A decisão impede o repasse de recursos públicos a organizações que tenham, em seus quadros administrativos, cônjuge, companheiro ou parente até o terceiro grau do parlamentar responsável pela indicação da emenda, bem como de assessor diretamente ligado a ele.
Segundo Dino, a vedação também se aplica aos casos em que a entidade, mesmo apresentando autonomia formal, contrate ou subcontrate empresas ou pessoas físicas ligadas a esses familiares, funcionando, na prática, como beneficiários finais dos recursos públicos indicados por deputados ou senadores.
Na decisão, o ministro citou a Súmula Vinculante nº 13 do STF, que proíbe a nomeação de cônjuges, companheiros ou parentes até o terceiro grau para cargos em comissão, chefia ou confiança na administração pública, incluindo o nepotismo cruzado, por violar os princípios da moralidade e da impessoalidade. Dino também mencionou o artigo 11 da Lei de Improbidade Administrativa, que caracteriza a prática de nepotismo como ato ímprobo.

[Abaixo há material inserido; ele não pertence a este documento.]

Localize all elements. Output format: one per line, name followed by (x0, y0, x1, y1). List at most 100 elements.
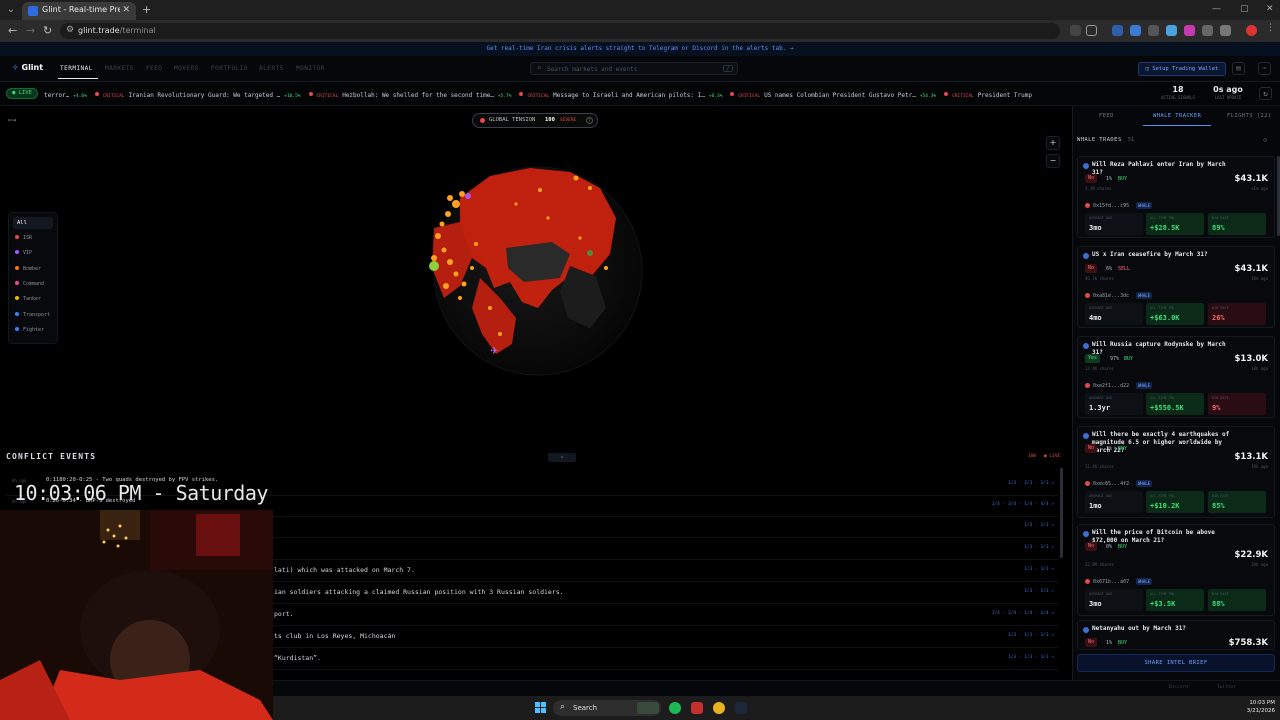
ticker-item[interactable]: CRITICAL Iranian Revolutionary Guard: We … (94, 92, 301, 99)
market-question[interactable]: US x Iran ceasefire by March 31? (1092, 251, 1234, 259)
site-info-icon[interactable]: ⚙ (66, 25, 74, 35)
close-window-icon[interactable]: ✕ (1266, 4, 1274, 14)
extensions-puzzle-icon[interactable] (1220, 25, 1231, 36)
extension-icon[interactable] (1112, 25, 1123, 36)
extension-icon[interactable] (1130, 25, 1141, 36)
minimize-icon[interactable]: — (1212, 4, 1221, 14)
steam-icon[interactable] (735, 702, 747, 714)
filter-command[interactable]: Command (15, 280, 44, 287)
chrome-icon[interactable] (713, 702, 725, 714)
filter-fighter[interactable]: Fighter (15, 326, 44, 333)
tab-search-icon[interactable]: ⌄ (4, 3, 18, 17)
windows-start-icon[interactable] (535, 702, 547, 714)
ticker-item[interactable]: CRITICAL US names Colombian President Gus… (730, 92, 936, 99)
event-sources-link[interactable]: 1/3 · 1/3 · 1/3 ↗ (1008, 655, 1054, 660)
url-field[interactable]: ⚙ glint.trade/terminal (60, 23, 1060, 39)
filter-transport[interactable]: Transport (15, 311, 50, 318)
tab-whale-tracker[interactable]: WHALE TRACKER (1153, 113, 1201, 119)
twitter-link[interactable]: Twitter (1217, 685, 1236, 690)
alerts-banner[interactable]: Get real-time Iran crisis alerts straigh… (0, 42, 1280, 56)
market-question[interactable]: Will the price of Bitcoin be above $72,0… (1092, 529, 1234, 545)
spotify-icon[interactable] (669, 702, 681, 714)
extension-icon[interactable] (1166, 25, 1177, 36)
collapse-panel-button[interactable]: ▴ (548, 453, 576, 462)
event-sources-link[interactable]: 1/4 · 3/4 · 1/4 · 4/4 ↗ (992, 502, 1054, 507)
extension-icon[interactable] (1148, 25, 1159, 36)
discord-link[interactable]: Discord (1169, 685, 1188, 690)
nav-monitor[interactable]: MONITOR (296, 65, 325, 72)
wallet-address[interactable]: 0xa81e...3dc (1093, 293, 1129, 299)
glint-logo[interactable]: ✧ Glint (12, 63, 43, 72)
back-icon[interactable]: ← (8, 24, 17, 37)
whale-trade-card[interactable]: Netanyahu out by March 31? No 1% BUY $758.3K (1077, 620, 1275, 650)
zoom-in-button[interactable]: + (1046, 136, 1060, 150)
nav-movers[interactable]: MOVERS (174, 65, 199, 72)
forward-icon[interactable]: → (26, 24, 35, 37)
market-question[interactable]: Will Reza Pahlavi enter Iran by March 31… (1092, 161, 1234, 177)
extension-icon[interactable] (1202, 25, 1213, 36)
nav-alerts[interactable]: ALERTS (259, 65, 284, 72)
ticker-item[interactable]: terror… +4.6% (44, 92, 87, 99)
search-input[interactable]: ⌕ Search markets and events / (530, 62, 738, 75)
event-sources-link[interactable]: 1/3 · 2/3 · 1/3 ↗ (1008, 481, 1054, 486)
market-question[interactable]: Will there be exactly 4 earthquakes of m… (1092, 431, 1234, 455)
wallet-address[interactable]: 0x15fd...c95 (1093, 203, 1129, 209)
event-sources-link[interactable]: 1/3 · 1/3 ↗ (1024, 545, 1054, 550)
filter-tanker[interactable]: Tanker (15, 296, 41, 302)
event-sources-link[interactable]: 1/3 · 1/3 · 1/3 ↗ (1008, 633, 1054, 638)
bookmark-star-icon[interactable] (1086, 25, 1097, 36)
market-question[interactable]: Netanyahu out by March 31? (1092, 625, 1234, 633)
global-tension-badge[interactable]: GLOBAL TENSION 100 SEVERE ? (472, 113, 598, 128)
menu-kebab-icon[interactable]: ⋮ (1266, 23, 1277, 34)
nav-portfolio[interactable]: PORTFOLIO (211, 65, 248, 72)
event-sources-link[interactable]: 1/3 · 1/3 ↗ (1024, 589, 1054, 594)
events-scrollbar[interactable] (1060, 468, 1063, 558)
browser-tab[interactable]: Glint - Real-time Prediction Ma... ✕ (22, 2, 136, 20)
nav-feed[interactable]: FEED (146, 65, 162, 72)
whale-trade-card[interactable]: US x Iran ceasefire by March 31? No 6% SELL… (1077, 246, 1275, 328)
globe-map[interactable]: ▭◂ GLOBAL TENSION 100 SEVERE ? All ISR VIP… (0, 106, 1072, 452)
info-icon[interactable]: ? (586, 117, 593, 124)
new-tab-icon[interactable]: + (142, 3, 151, 16)
filter-bomber[interactable]: Bomber (15, 265, 41, 272)
event-sources-link[interactable]: 1/3 · 1/3 ↗ (1024, 567, 1054, 572)
setup-wallet-button[interactable]: ◫ Setup Trading Wallet (1138, 62, 1226, 76)
whale-trade-card[interactable]: Will Reza Pahlavi enter Iran by March 31… (1077, 156, 1275, 238)
filter-all[interactable]: All (13, 217, 53, 229)
settings-icon[interactable]: ⋯ (1258, 62, 1271, 75)
event-sources-link[interactable]: 1/4 · 2/4 · 1/4 · 1/4 ↗ (992, 611, 1054, 616)
ticker-item[interactable]: CRITICAL Hezbollah: We shelled for the se… (308, 92, 511, 99)
nav-markets[interactable]: MARKETS (105, 65, 134, 72)
zoom-out-button[interactable]: − (1046, 154, 1060, 168)
media-app-icon[interactable] (691, 702, 703, 714)
tab-feed[interactable]: FEED (1099, 113, 1114, 119)
camera-icon[interactable]: ▭◂ (8, 116, 20, 126)
tab-flights[interactable]: FLIGHTS (22) (1227, 113, 1272, 119)
filter-vip[interactable]: VIP (15, 250, 32, 256)
globe[interactable]: ✈ (420, 158, 650, 384)
taskbar-clock[interactable]: 10:03 PM 3/21/2026 (1219, 699, 1275, 715)
filter-isr[interactable]: ISR (15, 235, 32, 241)
news-ticker[interactable]: terror… +4.6% CRITICAL Iranian Revolutionar… (44, 82, 1150, 106)
ticker-item[interactable]: CRITICAL President Trump (944, 92, 1032, 99)
close-tab-icon[interactable]: ✕ (122, 5, 130, 15)
wallet-address[interactable]: 0xe2f1...d22 (1093, 383, 1129, 389)
whale-trade-card[interactable]: Will there be exactly 4 earthquakes of m… (1077, 426, 1275, 518)
maximize-icon[interactable]: ▢ (1240, 4, 1249, 14)
wallet-address[interactable]: 0xec65...4f2 (1093, 481, 1129, 487)
market-question[interactable]: Will Russia capture Rodynske by March 31… (1092, 341, 1234, 357)
nav-terminal[interactable]: TERMINAL (60, 65, 93, 72)
layout-icon[interactable]: ▤ (1232, 62, 1245, 75)
refresh-icon[interactable]: ↻ (1259, 87, 1272, 100)
extension-icon[interactable] (1184, 25, 1195, 36)
share-intel-brief-button[interactable]: SHARE INTEL BRIEF (1077, 654, 1275, 672)
filter-icon[interactable]: ⊙ (1263, 136, 1267, 144)
event-sources-link[interactable]: 1/3 · 1/3 ↗ (1024, 523, 1054, 528)
profile-avatar[interactable] (1246, 25, 1257, 36)
whale-trade-card[interactable]: Will Russia capture Rodynske by March 31… (1077, 336, 1275, 418)
extension-icon[interactable] (1070, 25, 1081, 36)
wallet-address[interactable]: 0x671b...a07 (1093, 579, 1129, 585)
reload-icon[interactable]: ↻ (43, 24, 52, 37)
search-highlight-icon[interactable] (637, 702, 659, 714)
whale-trade-card[interactable]: Will the price of Bitcoin be above $72,0… (1077, 524, 1275, 616)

Para o ministro, a interpretação da norma não deve se limitar às nomeações formais para cargos públicos, alcançando também situações em que agentes políticos direcionam ou influenciam a destinação de recursos estatais a entidades privadas controladas ou beneficiadas por vínculos familiares, configurando desvio de finalidade.
Dino ressaltou ainda que é vedado qualquer mecanismo que submeta o interesse público a interesses privados por meio da atuação de agentes políticos. Segundo ele, tentativas de contornar a proibição legal, seja por intermédio de terceiros, vínculos indiretos ou construções artificiais de autonomia das entidades do terceiro setor, afrontam diretamente os princípios fundamentais que regem a administração pública.
Como exemplo, o ministro destacou que não é admissível que uma entidade beneficiada por emenda na área da saúde contrate, para a prestação de serviços, empresa ou cooperativa composta por parentes do deputado ou senador responsável pela destinação do recurso, ou de assessor parlamentar ocupante de cargo comissionado.